Neither is it surprising that a Japanese strategic investor is writing the big check. Indonesia has seen $9.9 billion in financial services M&A across 84 deals since 2011; Japan accounts for 13 of these transactions, worth a collective $1.9 billion, according to Thomson Reuters. And then consider that $7.2 billion of the overall total was DBS' bid for Bank Danamon, which was facilitated by its part owner, Temasek Holdings.
Strip out that deal and the BTPN represents the largest investment in the sector, followed by Mitsui Sumitomo Insurance's purchase of a 50% stake in MS&AD Insurance Group Holdings for $819 million. Marubeni Corp, Tokio Marine Holdings, Hitachi Capital Corp, Mizuho Bank and SBI Securities have also struck smaller financial services deals in Indonesia since 2011.

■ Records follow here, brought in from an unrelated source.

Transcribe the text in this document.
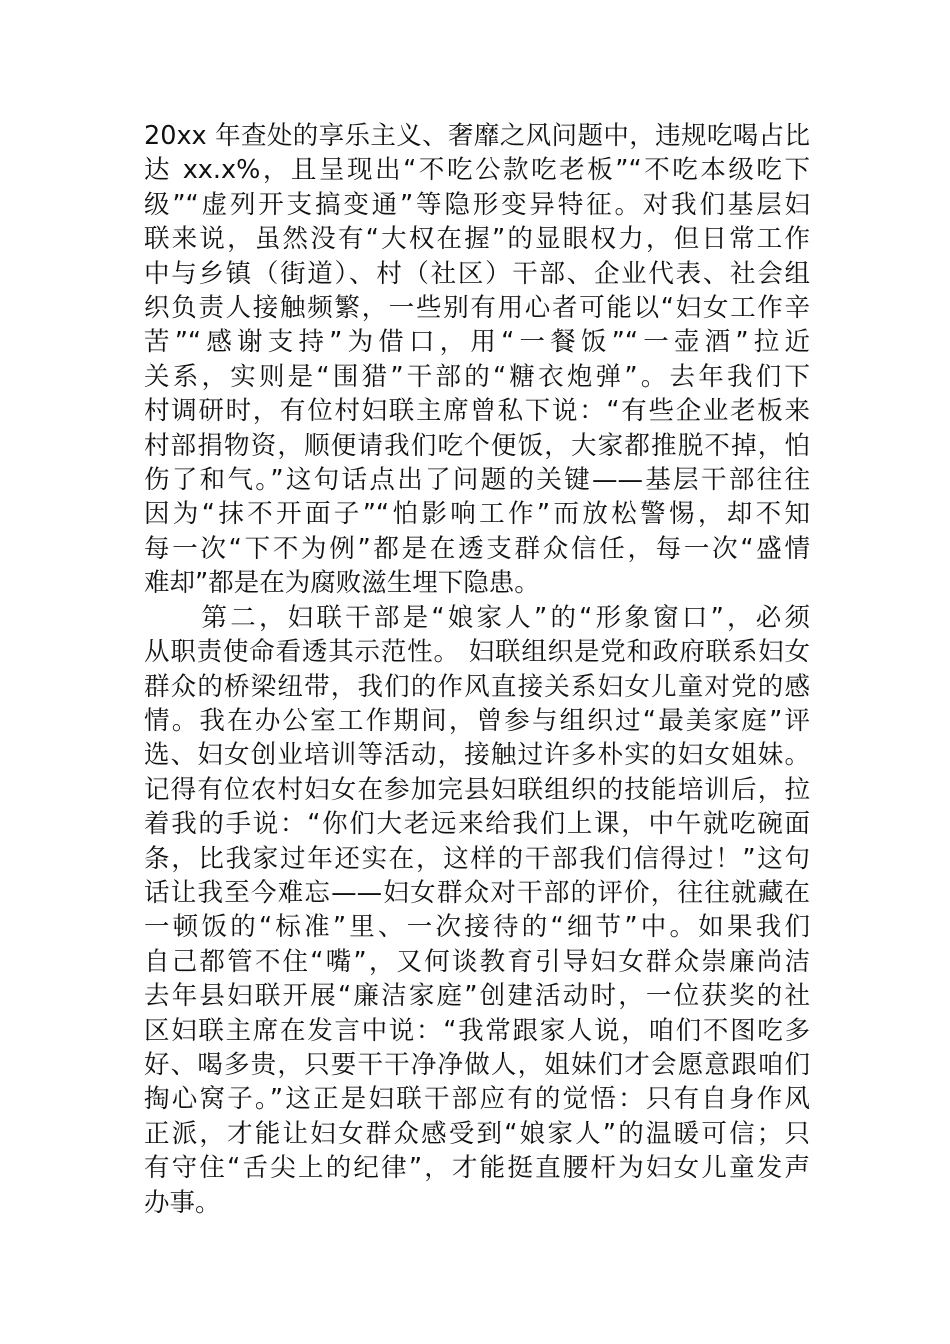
20xx 年查处的享乐主义、奢靡之风问题中，违规吃喝占比
达 xx.x%，且呈现出“不吃公款吃老板”“不吃本级吃下
级”“虚列开支搞变通”等隐形变异特征。对我们基层妇
联来说，虽然没有“大权在握”的显眼权力，但日常工作
中与乡镇（街道）、村（社区）干部、企业代表、社会组
织负责人接触频繁，一些别有用心者可能以“妇女工作辛
苦”“感谢支持”为借口，用“一餐饭”“一壶酒”拉近
关系，实则是“围猎”干部的“糖衣炮弹”。去年我们下
村调研时，有位村妇联主席曾私下说：“有些企业老板来
村部捐物资，顺便请我们吃个便饭，大家都推脱不掉，怕
伤了和气。”这句话点出了问题的关键——基层干部往往
因为“抹不开面子”“怕影响工作”而放松警惕，却不知
每一次“下不为例”都是在透支群众信任，每一次“盛情
难却”都是在为腐败滋生埋下隐患。
　　第二，妇联干部是“娘家人”的“形象窗口”，必须
从职责使命看透其示范性。 妇联组织是党和政府联系妇女
群众的桥梁纽带，我们的作风直接关系妇女儿童对党的感
情。我在办公室工作期间，曾参与组织过“最美家庭”评
选、妇女创业培训等活动，接触过许多朴实的妇女姐妹。
记得有位农村妇女在参加完县妇联组织的技能培训后，拉
着我的手说：“你们大老远来给我们上课，中午就吃碗面
条，比我家过年还实在，这样的干部我们信得过！”这句
话让我至今难忘——妇女群众对干部的评价，往往就藏在
一顿饭的“标准”里、一次接待的“细节”中。如果我们
自己都管不住“嘴”，又何谈教育引导妇女群众崇廉尚洁
去年县妇联开展“廉洁家庭”创建活动时，一位获奖的社
区妇联主席在发言中说：“我常跟家人说，咱们不图吃多
好、喝多贵，只要干干净净做人，姐妹们才会愿意跟咱们
掏心窝子。”这正是妇联干部应有的觉悟：只有自身作风
正派，才能让妇女群众感受到“娘家人”的温暖可信；只
有守住“舌尖上的纪律”，才能挺直腰杆为妇女儿童发声
办事。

There is a rationale behind these investments: Japanese financial services conglomerates want to increase their exposure to emerging markets in the region and a combination of a (until recently) strong yen and low borrowing costs has supported these efforts.
In BTPN, SMBC will have an interest in Indonesia's seventh-largest bank by market value. The lender claims to have grown assets, deposits and capital fivefold in the last five years, and there is room for further expansion given that only 40% of the country's 240 million population have bank accounts.
For the principal sellers, TPG Capital and Northstar Pacific Partners, the deal represents a significant windfall. Their investment vehicle, TPG Nusantara (TPGN), bought a 71.6% stake in BTPN in 2008 for around $200 million. The holding has since been diluted to 57.9%, but SMBC will take 16.9% of it for $659 million; once the Japanese group receives approval to buy the full 40%, it will buy another 15.7% from TPGN for $528 million. That implies a money multiple of at least 6x and 25% still to exit.
From SMBC's perspective, there is a benefit to buying from private equity investors. Quizzing those who have advised on foreign M&A in Indonesia's financial sector brings forth a litany of frustrations. Often putative local sellers are just testing the market, under no pressure to do a deal but interested in seeing how much they could get if they tried.
In one more extreme instance - nevertheless seen as a fair reflection of the whole - a Japanese firm entered into exclusive negotiations with a local player only to discover in short order that its target was continuing talks with other parties. The deal fell apart but within months the putative Japanese investor was back at the table, ignoring warnings that its local counterpart couldn't be trusted. Anything for a slice of the Indonesia story.
At least when acquiring from foreign private equity investors, there is more common ground and therefore greater certainty - even if the valuation is lofty.